JOINT AND INDIVIDUAL ANALYSIS OF BREAST CANCER HISTOLOGIC IMAGES AND GENOMIC COVARIATES

Ann Appl Stat. 2021 Dec;15(4):1697-1722. doi: 10.1214/20-aoas1433. Epub 2021 Dec 21.

Abstract

The two main approaches in the study of breast cancer are histopathology (analyzing visual characteristics of tumors) and genomics. While both histopathology and genomics are fundamental to cancer research, the connections between these fields have been relatively superficial. We bridge this gap by investigating the Carolina Breast Cancer Study through the development of an integrative, exploratory analysis framework. Our analysis gives insights - some known, some novel - that are engaging to both pathologists and geneticists.

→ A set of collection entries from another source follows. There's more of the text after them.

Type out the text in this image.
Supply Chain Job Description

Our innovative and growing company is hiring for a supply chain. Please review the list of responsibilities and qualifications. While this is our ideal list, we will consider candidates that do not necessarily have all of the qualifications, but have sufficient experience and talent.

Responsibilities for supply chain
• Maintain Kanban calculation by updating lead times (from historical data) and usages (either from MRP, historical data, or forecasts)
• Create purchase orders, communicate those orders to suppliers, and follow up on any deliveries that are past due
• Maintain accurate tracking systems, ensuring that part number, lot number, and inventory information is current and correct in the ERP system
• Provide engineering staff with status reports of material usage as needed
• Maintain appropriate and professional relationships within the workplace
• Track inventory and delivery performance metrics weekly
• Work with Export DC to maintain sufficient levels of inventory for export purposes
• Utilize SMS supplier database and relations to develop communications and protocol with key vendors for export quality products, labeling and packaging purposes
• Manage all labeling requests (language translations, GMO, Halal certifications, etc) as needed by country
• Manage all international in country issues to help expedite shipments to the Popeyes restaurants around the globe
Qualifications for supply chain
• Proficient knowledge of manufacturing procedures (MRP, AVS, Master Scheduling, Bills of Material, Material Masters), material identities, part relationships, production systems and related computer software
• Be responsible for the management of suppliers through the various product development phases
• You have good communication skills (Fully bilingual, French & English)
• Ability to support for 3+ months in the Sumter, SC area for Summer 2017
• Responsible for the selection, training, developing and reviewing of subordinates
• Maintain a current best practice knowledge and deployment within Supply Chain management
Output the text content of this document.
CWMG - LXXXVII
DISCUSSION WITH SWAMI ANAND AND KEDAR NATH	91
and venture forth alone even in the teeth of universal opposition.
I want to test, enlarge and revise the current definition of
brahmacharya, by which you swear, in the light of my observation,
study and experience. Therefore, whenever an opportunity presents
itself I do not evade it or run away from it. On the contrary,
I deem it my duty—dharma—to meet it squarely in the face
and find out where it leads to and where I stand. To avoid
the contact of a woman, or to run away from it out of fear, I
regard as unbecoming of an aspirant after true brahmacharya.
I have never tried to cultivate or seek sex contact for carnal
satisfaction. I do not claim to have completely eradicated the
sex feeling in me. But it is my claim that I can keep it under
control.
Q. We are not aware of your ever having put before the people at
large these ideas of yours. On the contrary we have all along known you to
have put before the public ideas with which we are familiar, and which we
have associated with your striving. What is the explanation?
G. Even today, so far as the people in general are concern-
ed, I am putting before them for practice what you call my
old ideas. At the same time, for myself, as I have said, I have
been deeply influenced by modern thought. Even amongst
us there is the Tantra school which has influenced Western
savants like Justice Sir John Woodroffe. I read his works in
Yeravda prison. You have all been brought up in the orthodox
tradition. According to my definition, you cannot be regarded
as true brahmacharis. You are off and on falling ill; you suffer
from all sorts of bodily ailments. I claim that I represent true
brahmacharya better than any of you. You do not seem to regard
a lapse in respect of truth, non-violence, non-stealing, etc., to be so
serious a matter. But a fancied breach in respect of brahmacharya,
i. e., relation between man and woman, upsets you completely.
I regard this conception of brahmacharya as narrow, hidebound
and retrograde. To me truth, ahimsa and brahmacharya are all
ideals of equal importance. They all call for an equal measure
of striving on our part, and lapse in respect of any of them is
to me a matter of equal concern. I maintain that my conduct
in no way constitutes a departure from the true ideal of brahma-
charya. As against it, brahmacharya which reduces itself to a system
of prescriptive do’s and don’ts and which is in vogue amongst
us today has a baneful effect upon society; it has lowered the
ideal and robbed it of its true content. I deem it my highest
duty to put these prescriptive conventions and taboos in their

Our analysis framework is based on Angle-based Joint and Individual Variation Explained (AJIVE) for statistical data integration and exploits Convolutional Neural Networks (CNNs) as a powerful, automatic method for image feature extraction. CNNs raise interpretability issues that we address by developing novel methods to explore visual modes of variation captured by statistical algorithms (e.g. PCA or AJIVE) applied to CNN features.

Keywords: Multi-view data; breast cancer histopathology; deep learning; dimensionality reduction; gene expression; image analysis; interpretability.